Pulsnitz en conflit : le maire se bat contre les inscriptions nazies à la gare routière !
A Pulsnitz, un panneau avec le mot « Nazis » reste à la gare routière. Le maire Lüke exprime ses inquiétudes.

Pulsnitz en conflit : le maire se bat contre les inscriptions nazies à la gare routière !

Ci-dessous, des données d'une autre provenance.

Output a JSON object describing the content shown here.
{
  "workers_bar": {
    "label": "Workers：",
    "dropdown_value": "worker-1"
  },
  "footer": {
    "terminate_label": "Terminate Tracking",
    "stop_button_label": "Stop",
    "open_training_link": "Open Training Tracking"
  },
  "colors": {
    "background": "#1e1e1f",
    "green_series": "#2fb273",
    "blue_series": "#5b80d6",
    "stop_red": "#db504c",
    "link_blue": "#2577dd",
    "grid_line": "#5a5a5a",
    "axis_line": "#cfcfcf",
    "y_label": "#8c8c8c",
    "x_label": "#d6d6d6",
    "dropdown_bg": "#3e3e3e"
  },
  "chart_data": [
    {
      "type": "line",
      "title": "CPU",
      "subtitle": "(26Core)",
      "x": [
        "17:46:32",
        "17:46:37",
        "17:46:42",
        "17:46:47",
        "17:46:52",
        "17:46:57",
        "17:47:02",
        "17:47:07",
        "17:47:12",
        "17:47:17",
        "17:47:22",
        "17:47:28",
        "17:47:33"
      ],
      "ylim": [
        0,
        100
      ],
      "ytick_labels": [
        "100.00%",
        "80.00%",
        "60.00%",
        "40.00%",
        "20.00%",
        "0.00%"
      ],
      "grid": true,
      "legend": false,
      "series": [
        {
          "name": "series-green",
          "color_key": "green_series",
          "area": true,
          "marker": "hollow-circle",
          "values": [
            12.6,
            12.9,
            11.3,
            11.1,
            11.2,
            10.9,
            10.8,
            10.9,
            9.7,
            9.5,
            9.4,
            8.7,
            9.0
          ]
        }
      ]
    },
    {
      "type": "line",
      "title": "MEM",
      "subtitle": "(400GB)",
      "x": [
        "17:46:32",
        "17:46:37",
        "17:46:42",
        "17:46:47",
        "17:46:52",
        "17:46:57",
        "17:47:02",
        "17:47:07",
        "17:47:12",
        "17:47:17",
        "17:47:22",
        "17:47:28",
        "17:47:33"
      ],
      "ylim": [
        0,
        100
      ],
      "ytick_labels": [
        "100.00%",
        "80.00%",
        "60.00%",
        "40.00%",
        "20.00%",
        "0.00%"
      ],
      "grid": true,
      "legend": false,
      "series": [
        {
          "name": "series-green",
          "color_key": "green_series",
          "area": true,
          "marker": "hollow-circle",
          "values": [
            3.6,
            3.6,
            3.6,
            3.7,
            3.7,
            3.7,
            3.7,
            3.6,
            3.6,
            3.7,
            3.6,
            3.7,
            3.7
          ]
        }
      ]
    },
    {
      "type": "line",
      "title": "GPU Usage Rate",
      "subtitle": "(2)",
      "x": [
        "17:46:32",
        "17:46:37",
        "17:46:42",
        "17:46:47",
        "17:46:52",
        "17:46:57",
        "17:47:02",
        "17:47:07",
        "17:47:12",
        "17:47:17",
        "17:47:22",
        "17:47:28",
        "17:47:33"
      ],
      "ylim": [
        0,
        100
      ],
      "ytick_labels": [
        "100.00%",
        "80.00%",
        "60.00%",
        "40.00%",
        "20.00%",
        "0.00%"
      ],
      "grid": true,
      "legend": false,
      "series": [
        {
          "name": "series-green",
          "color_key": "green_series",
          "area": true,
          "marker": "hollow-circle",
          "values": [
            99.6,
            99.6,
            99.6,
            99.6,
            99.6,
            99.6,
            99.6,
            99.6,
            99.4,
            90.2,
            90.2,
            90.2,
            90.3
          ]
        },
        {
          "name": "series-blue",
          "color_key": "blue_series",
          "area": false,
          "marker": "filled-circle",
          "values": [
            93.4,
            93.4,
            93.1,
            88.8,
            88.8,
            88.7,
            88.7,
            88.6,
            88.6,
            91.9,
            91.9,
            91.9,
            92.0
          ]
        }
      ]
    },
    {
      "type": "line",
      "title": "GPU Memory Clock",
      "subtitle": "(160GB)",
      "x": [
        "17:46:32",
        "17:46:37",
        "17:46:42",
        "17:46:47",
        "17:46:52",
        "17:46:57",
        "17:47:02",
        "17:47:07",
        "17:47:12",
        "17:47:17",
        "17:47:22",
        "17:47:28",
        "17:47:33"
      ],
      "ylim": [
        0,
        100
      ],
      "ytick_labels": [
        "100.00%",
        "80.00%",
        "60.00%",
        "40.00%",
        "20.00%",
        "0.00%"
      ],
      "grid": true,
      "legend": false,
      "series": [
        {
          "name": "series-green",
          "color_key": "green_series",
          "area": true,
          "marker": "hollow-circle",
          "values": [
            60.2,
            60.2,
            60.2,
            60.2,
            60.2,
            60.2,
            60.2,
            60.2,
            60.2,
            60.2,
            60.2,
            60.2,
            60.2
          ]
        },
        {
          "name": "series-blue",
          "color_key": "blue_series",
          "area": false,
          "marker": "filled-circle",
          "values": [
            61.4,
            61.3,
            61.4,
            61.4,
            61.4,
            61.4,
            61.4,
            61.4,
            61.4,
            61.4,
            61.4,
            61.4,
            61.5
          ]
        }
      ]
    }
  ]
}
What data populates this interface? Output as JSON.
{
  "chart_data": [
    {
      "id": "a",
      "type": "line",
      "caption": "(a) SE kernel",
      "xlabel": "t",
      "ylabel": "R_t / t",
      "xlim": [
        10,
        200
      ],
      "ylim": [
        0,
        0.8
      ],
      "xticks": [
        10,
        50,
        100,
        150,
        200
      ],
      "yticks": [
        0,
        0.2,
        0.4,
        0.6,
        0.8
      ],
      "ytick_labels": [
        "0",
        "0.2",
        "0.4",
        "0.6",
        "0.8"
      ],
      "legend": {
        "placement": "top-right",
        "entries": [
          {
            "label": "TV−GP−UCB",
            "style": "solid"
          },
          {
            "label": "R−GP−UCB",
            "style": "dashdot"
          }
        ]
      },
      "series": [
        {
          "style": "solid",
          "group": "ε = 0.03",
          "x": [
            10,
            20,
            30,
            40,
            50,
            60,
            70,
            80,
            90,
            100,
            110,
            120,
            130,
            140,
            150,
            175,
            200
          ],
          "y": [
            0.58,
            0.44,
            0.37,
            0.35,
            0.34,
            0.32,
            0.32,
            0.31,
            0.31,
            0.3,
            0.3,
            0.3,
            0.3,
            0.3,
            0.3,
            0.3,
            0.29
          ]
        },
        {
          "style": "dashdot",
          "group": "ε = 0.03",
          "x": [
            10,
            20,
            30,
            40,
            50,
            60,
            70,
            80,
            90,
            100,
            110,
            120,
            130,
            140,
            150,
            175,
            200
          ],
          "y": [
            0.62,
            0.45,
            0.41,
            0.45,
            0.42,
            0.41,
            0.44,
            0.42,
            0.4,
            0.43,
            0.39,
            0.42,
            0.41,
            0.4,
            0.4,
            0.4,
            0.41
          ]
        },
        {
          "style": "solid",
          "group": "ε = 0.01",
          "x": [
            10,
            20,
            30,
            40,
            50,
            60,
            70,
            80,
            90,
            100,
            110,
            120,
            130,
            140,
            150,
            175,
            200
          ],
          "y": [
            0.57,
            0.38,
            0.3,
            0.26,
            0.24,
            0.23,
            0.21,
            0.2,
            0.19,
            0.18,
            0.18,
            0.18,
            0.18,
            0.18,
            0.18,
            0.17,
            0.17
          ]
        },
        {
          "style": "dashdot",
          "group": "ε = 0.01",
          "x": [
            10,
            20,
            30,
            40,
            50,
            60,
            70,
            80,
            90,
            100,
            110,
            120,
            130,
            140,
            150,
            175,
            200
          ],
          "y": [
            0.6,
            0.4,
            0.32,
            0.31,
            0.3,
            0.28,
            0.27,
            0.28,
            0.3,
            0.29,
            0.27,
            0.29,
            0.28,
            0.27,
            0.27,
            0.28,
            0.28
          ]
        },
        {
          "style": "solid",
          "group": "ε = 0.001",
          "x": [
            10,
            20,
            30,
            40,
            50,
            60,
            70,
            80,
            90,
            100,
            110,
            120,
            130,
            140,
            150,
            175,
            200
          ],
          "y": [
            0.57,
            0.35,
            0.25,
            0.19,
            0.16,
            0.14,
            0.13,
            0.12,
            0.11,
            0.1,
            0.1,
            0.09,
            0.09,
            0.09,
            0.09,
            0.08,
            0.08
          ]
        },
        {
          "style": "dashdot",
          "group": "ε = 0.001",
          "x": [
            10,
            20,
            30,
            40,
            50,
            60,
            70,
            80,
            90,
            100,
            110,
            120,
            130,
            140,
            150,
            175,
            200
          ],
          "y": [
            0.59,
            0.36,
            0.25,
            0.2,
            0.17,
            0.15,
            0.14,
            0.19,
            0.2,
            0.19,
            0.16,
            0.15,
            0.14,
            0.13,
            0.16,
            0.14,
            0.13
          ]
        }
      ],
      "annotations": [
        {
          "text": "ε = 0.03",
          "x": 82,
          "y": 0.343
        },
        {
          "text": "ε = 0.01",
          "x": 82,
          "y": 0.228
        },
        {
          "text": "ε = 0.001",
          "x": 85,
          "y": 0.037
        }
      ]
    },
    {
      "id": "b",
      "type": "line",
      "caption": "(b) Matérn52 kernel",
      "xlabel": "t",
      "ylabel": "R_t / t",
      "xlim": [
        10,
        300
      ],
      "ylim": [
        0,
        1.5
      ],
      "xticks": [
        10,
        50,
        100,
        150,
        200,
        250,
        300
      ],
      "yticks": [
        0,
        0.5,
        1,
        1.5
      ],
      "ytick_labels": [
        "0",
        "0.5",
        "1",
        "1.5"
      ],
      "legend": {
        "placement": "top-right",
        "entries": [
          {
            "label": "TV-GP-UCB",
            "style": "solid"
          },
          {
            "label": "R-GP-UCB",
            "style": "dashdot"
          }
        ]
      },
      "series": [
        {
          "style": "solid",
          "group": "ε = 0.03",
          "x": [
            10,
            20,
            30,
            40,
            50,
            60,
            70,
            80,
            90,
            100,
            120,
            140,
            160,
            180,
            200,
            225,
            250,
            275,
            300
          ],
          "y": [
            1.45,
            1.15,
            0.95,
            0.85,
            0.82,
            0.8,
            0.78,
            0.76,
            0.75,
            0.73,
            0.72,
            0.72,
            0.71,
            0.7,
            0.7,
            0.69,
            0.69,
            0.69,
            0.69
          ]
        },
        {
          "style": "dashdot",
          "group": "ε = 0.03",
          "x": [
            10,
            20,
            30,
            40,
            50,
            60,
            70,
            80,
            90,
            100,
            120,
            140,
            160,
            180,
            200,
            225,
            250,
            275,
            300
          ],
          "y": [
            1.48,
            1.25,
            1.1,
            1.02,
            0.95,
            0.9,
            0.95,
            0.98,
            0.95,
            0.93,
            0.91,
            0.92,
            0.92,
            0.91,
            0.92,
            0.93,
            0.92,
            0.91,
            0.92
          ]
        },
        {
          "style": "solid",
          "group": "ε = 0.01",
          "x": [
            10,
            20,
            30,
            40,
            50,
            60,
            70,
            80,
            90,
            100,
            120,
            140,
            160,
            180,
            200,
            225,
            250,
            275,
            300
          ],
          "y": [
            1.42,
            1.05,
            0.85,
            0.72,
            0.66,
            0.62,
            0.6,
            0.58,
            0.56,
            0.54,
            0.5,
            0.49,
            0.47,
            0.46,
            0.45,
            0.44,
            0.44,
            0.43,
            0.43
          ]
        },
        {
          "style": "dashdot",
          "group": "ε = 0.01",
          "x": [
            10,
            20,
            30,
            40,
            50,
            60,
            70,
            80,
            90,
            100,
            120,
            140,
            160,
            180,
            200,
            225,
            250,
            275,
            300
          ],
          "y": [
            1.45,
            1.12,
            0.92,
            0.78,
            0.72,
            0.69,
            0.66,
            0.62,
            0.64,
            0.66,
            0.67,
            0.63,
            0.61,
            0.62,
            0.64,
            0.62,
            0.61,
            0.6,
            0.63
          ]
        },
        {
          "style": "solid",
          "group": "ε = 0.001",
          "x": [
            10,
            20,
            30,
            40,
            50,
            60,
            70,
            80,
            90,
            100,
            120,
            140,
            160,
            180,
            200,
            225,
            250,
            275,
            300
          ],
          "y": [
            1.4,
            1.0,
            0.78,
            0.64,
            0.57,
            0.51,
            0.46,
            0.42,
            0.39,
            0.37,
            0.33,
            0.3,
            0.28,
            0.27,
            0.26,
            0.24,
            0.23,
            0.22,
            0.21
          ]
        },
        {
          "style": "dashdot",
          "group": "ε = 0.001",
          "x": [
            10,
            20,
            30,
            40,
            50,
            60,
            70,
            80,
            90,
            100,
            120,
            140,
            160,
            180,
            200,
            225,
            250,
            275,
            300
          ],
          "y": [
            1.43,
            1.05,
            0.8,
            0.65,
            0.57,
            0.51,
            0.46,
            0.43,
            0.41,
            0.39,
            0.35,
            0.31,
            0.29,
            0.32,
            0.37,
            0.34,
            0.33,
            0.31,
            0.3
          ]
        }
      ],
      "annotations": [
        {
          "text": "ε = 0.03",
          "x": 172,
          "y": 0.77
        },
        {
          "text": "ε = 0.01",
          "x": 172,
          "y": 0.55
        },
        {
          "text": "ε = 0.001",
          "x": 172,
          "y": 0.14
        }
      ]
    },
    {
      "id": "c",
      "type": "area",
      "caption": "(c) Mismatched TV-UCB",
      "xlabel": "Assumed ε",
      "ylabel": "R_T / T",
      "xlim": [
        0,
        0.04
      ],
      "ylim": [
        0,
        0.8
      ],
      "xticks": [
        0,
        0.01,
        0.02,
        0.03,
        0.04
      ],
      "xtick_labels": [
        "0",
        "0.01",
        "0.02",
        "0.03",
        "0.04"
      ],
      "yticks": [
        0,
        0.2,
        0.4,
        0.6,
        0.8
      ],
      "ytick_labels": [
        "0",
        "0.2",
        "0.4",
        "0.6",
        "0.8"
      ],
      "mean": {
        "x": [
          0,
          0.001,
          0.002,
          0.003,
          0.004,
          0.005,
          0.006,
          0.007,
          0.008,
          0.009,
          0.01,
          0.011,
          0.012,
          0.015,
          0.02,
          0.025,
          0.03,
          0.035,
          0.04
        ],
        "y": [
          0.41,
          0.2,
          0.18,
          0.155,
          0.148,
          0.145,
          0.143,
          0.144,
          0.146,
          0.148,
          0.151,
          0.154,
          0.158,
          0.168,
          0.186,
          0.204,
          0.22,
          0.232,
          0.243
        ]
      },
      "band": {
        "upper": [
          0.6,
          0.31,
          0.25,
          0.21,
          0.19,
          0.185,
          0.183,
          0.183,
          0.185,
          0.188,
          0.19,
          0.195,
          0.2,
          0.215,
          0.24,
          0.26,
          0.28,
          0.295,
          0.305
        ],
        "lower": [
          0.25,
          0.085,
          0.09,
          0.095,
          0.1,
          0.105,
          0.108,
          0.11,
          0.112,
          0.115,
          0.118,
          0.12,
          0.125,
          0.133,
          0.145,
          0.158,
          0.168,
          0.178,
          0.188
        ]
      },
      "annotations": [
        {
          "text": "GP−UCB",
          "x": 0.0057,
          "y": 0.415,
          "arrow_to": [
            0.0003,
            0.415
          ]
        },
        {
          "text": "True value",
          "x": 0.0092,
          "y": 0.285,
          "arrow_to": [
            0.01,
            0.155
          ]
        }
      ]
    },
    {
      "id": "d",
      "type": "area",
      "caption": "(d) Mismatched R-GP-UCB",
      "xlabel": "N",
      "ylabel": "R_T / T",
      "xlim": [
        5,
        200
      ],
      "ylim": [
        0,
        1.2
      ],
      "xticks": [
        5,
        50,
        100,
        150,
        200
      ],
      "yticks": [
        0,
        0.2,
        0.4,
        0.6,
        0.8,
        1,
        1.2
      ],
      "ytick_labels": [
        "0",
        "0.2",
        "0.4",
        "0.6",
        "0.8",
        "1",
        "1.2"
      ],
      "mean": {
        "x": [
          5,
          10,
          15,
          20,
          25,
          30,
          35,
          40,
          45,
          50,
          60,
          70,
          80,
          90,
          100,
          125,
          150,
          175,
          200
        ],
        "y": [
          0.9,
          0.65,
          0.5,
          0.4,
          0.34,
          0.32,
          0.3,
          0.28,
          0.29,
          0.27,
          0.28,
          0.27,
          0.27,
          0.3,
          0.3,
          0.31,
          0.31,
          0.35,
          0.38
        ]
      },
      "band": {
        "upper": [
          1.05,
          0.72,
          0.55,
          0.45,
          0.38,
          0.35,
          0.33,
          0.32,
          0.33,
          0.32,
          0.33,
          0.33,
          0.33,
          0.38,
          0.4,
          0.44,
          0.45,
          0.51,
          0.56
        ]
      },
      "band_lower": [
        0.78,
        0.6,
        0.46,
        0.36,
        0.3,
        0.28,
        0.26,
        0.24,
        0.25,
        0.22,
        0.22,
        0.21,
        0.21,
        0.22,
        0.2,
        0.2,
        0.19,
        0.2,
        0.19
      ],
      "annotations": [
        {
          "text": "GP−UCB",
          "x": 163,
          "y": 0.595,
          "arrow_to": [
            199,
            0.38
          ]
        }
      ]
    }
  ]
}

A Pulsnitz, une inscription à la gare routière fait sensation. Le mot « Nazis » y est illégalement inscrit sur un mur, et la maire locale, Barbara Lüke, l'a commenté dans un communiqué. Elle s'est dite préoccupée par le fait que les voyageurs à Pulsnitz seraient confrontés à une telle condition à leur arrivée. Il a été demandé au propriétaire du mur de retirer l'écriture, mais jusqu'à présent, l'écriture demeure malgré cette demande, comme Sächsische rapports.
Dans le passé, il y avait une croix gammée sur le même mur qui est aujourd'hui critiqué et qui a ensuite été repeinte. Cependant, l'administration de la ville a été dénoncée pour des dommages matériels. Lüke souligne que les problèmes liés aux graffitis à Pulsnitz sont divers. En 2024, 23 crimes anticonstitutionnels sous forme de graffitis ont été documentés. Les autorités ont signalé trois cas similaires cette année. Il s'agit notamment de croix gammées qui ont été taguées sur une vitre d'un abribus, mais qui ont été immédiatement retirées.
Zones grises juridiques
Un point central de ce débat est l’appréciation juridique du mot « nazis ». La police a clairement indiqué que le terme lui-même n'était pas interdit car il est considéré comme un terme historique et politique. Anja Leuschner de la police de Görlitz explique que « nazi » n'est pas une plaque d'immatriculation au sens du code pénal. Cela signifie que l'administration municipale n'est pas obligée de retirer le marquage tant qu'il ne s'agit pas d'un signe criminel. Une approche similaire est également nécessaire en ce qui concerne d'autres symboles de la scène extrémiste de droite, qui sont problématiques mais pas toujours passibles de poursuites judiciaires, comme le montre une Verfassungsschutz rapport.
Afin d'aborder ces problèmes, l'Agence fédérale pour l'éducation civique fournit des informations utiles. De nombreux symboles utilisés sur la scène extrémiste de droite sont basés sur le national-socialisme et véhiculent des messages politiques. Mais il existe aussi des symboles qui ne sont pas punissables, comme le « Soleil noir », également utilisé dans les milieux d’extrême droite. De tels symboles s’inscrivent dans un contexte plus vaste et ont leur propre signification au sein de la scène, ce qui rend leur traitement juridique difficile.
Les défis des municipalités
Cette situation montre une fois de plus à quel point la lutte contre les graffitis d'extrême droite est un défi pour l'administration municipale de Pulsnitz. Tant qu'aucun auteur n'est identifié, la responsabilité de retirer les écrits qui ne sont pas clairement punissables incombe au propriétaire du mur. Cela signifie que de nombreuses communes sont contraintes de faire face à des zones grises juridiques qui n'offrent souvent pas la protection souhaitée contre les contenus inconstitutionnels. Dans ce contexte, le maire a souligné la nécessité de sensibiliser le public à ce problème et de résoudre les problèmes associés à ces graffitis.